Apple iPhone with a broken screen

Step 5: Unbreak It and Keep Going

This is the important part—AI doesn't always get it right. Sometimes it'll make a change and break the entire project. You have two options:

  1. Revert back, which is easy and takes a single click
  2. Tell it everything is broken and try to find any error messages you can paste in

Normally, I'll go with option 2. It didn't delete your entire project—there's probably just a JavaScript error. It can usually fix itself pretty quickly. Just keep experimenting and learning which prompts get you the best results. The trick is to be as specific as possible and provide examples if you can. It's more likely to get it right if you can give it a Figma MCP link than if you just explain what your design looks like.
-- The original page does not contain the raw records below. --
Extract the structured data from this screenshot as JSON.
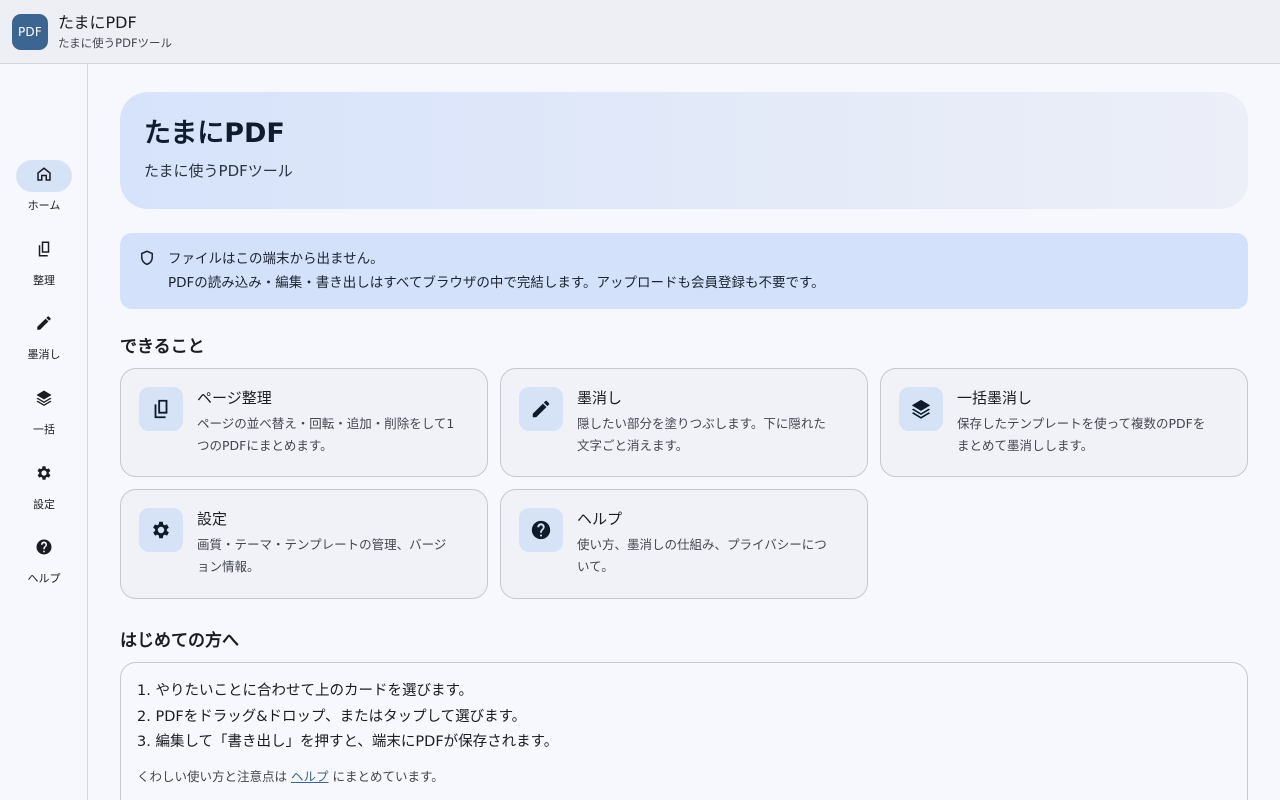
{
  "app": {
    "logo": "PDF",
    "title": "たまにPDF",
    "subtitle": "たまに使うPDFツール"
  },
  "nav": {
    "items": [
      {
        "label": "ホーム",
        "icon": "home-icon"
      },
      {
        "label": "整理",
        "icon": "pages-icon"
      },
      {
        "label": "墨消し",
        "icon": "pencil-icon"
      },
      {
        "label": "一括",
        "icon": "layers-icon"
      },
      {
        "label": "設定",
        "icon": "gear-icon"
      },
      {
        "label": "ヘルプ",
        "icon": "help-icon"
      }
    ],
    "active": "ホーム"
  },
  "hero": {
    "title": "たまにPDF",
    "subtitle": "たまに使うPDFツール"
  },
  "notice": {
    "icon": "shield-icon",
    "line1": "ファイルはこの端末から出ません。",
    "line2": "PDFの読み込み・編集・書き出しはすべてブラウザの中で完結します。アップロードも会員登録も不要です。"
  },
  "features": {
    "title": "できること",
    "cards": [
      {
        "title": "ページ整理",
        "icon": "pages-icon",
        "desc1": "ページの並べ替え・回転・追加・削除をして1",
        "desc2": "つのPDFにまとめます。"
      },
      {
        "title": "墨消し",
        "icon": "pencil-icon",
        "desc1": "隠したい部分を塗りつぶします。下に隠れた",
        "desc2": "文字ごと消えます。"
      },
      {
        "title": "一括墨消し",
        "icon": "layers-icon",
        "desc1": "保存したテンプレートを使って複数のPDFを",
        "desc2": "まとめて墨消しします。"
      },
      {
        "title": "設定",
        "icon": "gear-icon",
        "desc1": "画質・テーマ・テンプレートの管理、バージ",
        "desc2": "ョン情報。"
      },
      {
        "title": "ヘルプ",
        "icon": "help-icon",
        "desc1": "使い方、墨消しの仕組み、プライバシーにつ",
        "desc2": "いて。"
      }
    ]
  },
  "getting_started": {
    "title": "はじめての方へ",
    "steps": [
      "1. やりたいことに合わせて上のカードを選びます。",
      "2. PDFをドラッグ&ドロップ、またはタップして選びます。",
      "3. 編集して「書き出し」を押すと、端末にPDFが保存されます。"
    ],
    "note_before": "くわしい使い方と注意点は",
    "note_link": "ヘルプ",
    "note_after": "にまとめています。"
  },
  "colors": {
    "accent": "#3d6592",
    "hero_bg": "#d6e3fb",
    "notice_bg": "#d3e2fa",
    "icon_bg": "#d6e3f7"
  }
}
Both will get you there; one just gets you there faster.

The rest of the project is just this: the back and forth inside the AI, saying, "This looks right, but these things are wrong." And you just talk it out until the project is done.

Keep Experimenting

I know you were hoping for some major breakthrough on how all of this works, and maybe I'll come back and update this if some epiphany comes my way. But the truth is, the best way to learn is by doing. Prompt. Get it wrong. Try again. Repeat.

This is all an experiment. What we learn today will help us tomorrow, but it could all change by next year. The most important thing we can do is simply keep learning. Keep coming up with ideas. Keep finding opportunities to experiment in new ways.

And lastly, don't get frustrated. It's going to be a lot of trial and error as you work to figure it out. Growth is never easy, but it is fun if you let it be. You're full of ideas, so now is the time to bring them to life. We've never been more empowered than we are right now. Go build.